The company’s rotating chairman, Eric Xu, accepted today that 2019 “had been the most difficult year for Huawei”, but added “2020 is going to be more difficult. It will be the most difficult for Huawei.”
Xu (pictured) was presenting the Chinese company’s annual results for 2019, when – despite the challenges – it recorded a 19.1% increase in sales to US$123 billion.
Net profit was $9 billion, up just 5.6% on 2018, a fact Xu attributed to the effects of the US embargo. “We had to invest more in R&D to fix the holes,” he told the results conference in Shenzhen.
Xu issued a stark warning to the industry that the embargo, imposed in May 2019, could have a “destructive effect” on the industry, leading to a “catastrophic destruction of the global industry chain”.
The US added Huawei it its entity list, a catalogue of companies that US businesses and citizens are banned from trading with. The US alleges that the company has been including US hardware and software in its products sold to Iran, in defiance of a US embargo, and has also warned of security risks.

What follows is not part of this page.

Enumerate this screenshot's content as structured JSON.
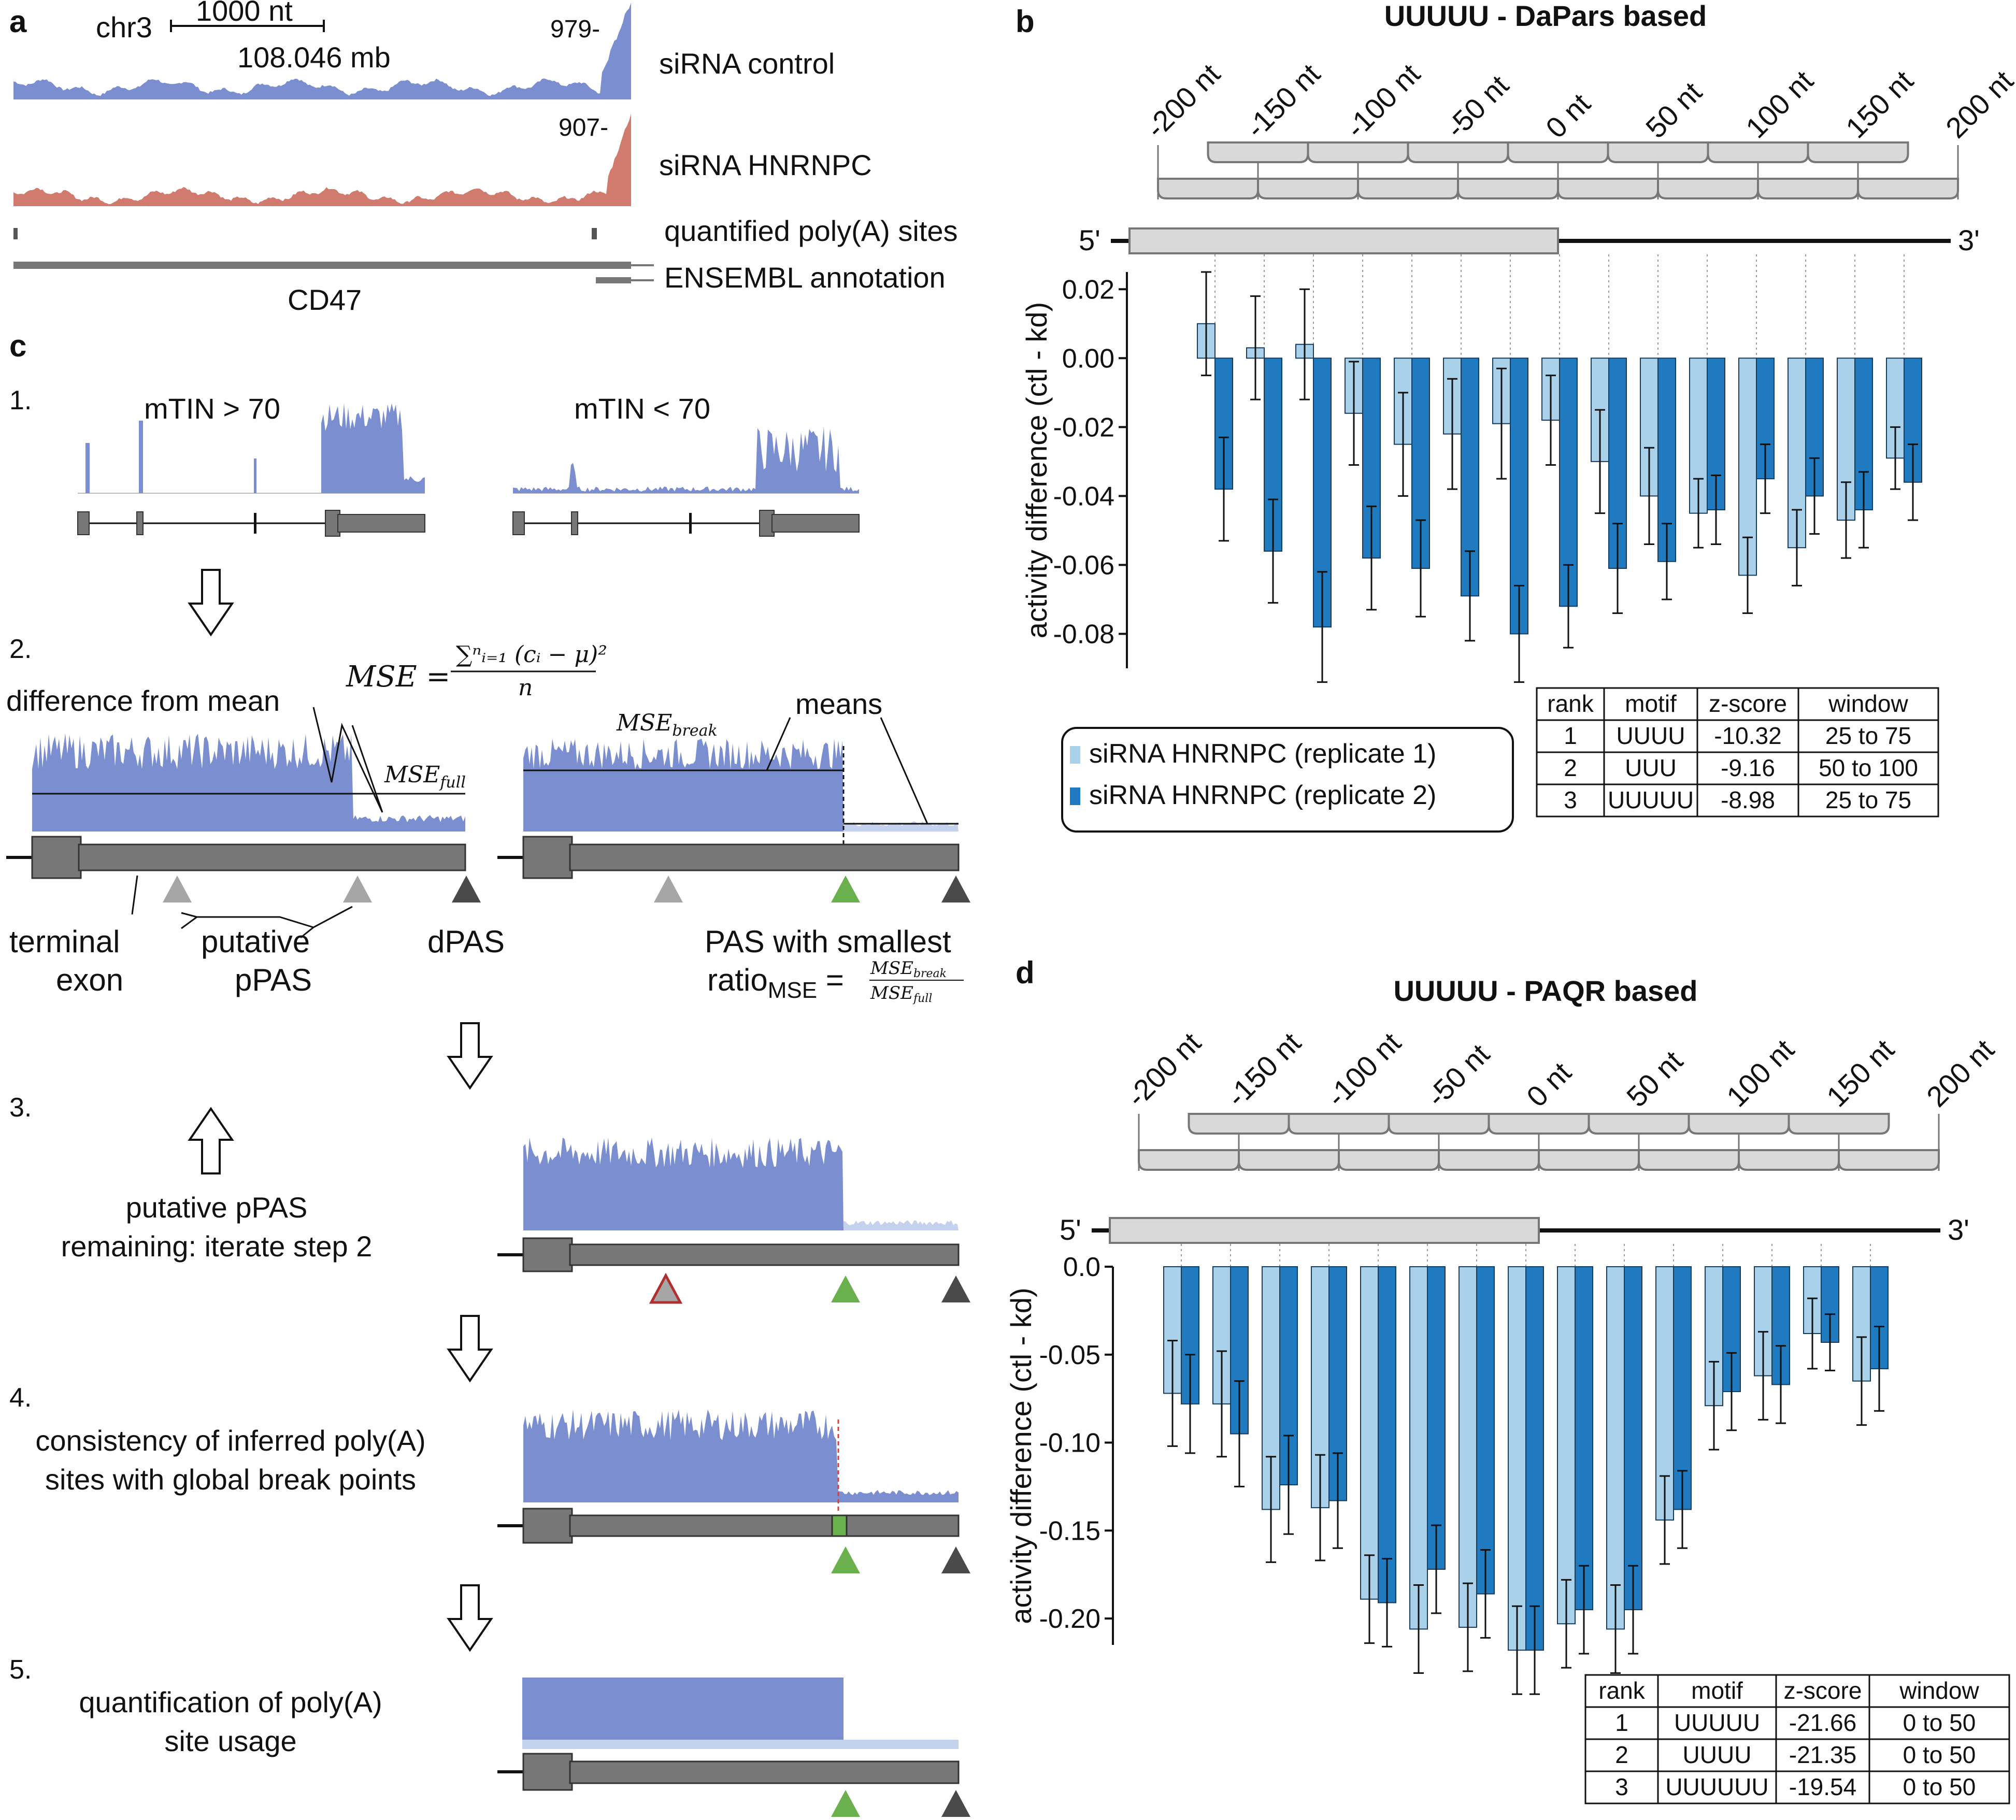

This has blocked US hardware and software companies from supplying it. The biggest immediate effect has been that Google cannot offer its Android operating system and access to its Play Store for search, Gmail, maps and other apps. The company is developing Huawei Mobile Services (HMS), its alternative to Android’s Google Mobile Services.
At the same time it is developing its own chips and software, and looking for new sources outside the US embargo.
“I believe many Chinese companies can supply us,” said Xu, as well as companies in South Korea, Japan, Europe and Taiwan.
And he warned of retaliation by the Chinese government, which “will not stand by and watch Huawei being slaughtered on the chopping board”, he said. “If the US government can arbitrarily change the rules that would be the destruction of the global technological ecosystem,” he warned.
Meanwhile he suggested the coronavirus pandemic might be good for Huawei. “The digital economy is outgrowing the rest of the economy” as a result, he said.
Huawei’s presentation was designed to indicate that China is emerging from the pandemic ahead of other countries: neither Xu nor any of his colleagues at the event were wearing facemasks, something that was mandatory until a few days ago.
As China, followed by the rest of the world, emerge from the virus, 5G deployment will accelerate, he said. In 2020 “China’s three operators will complete their planned deployment or go even higher.”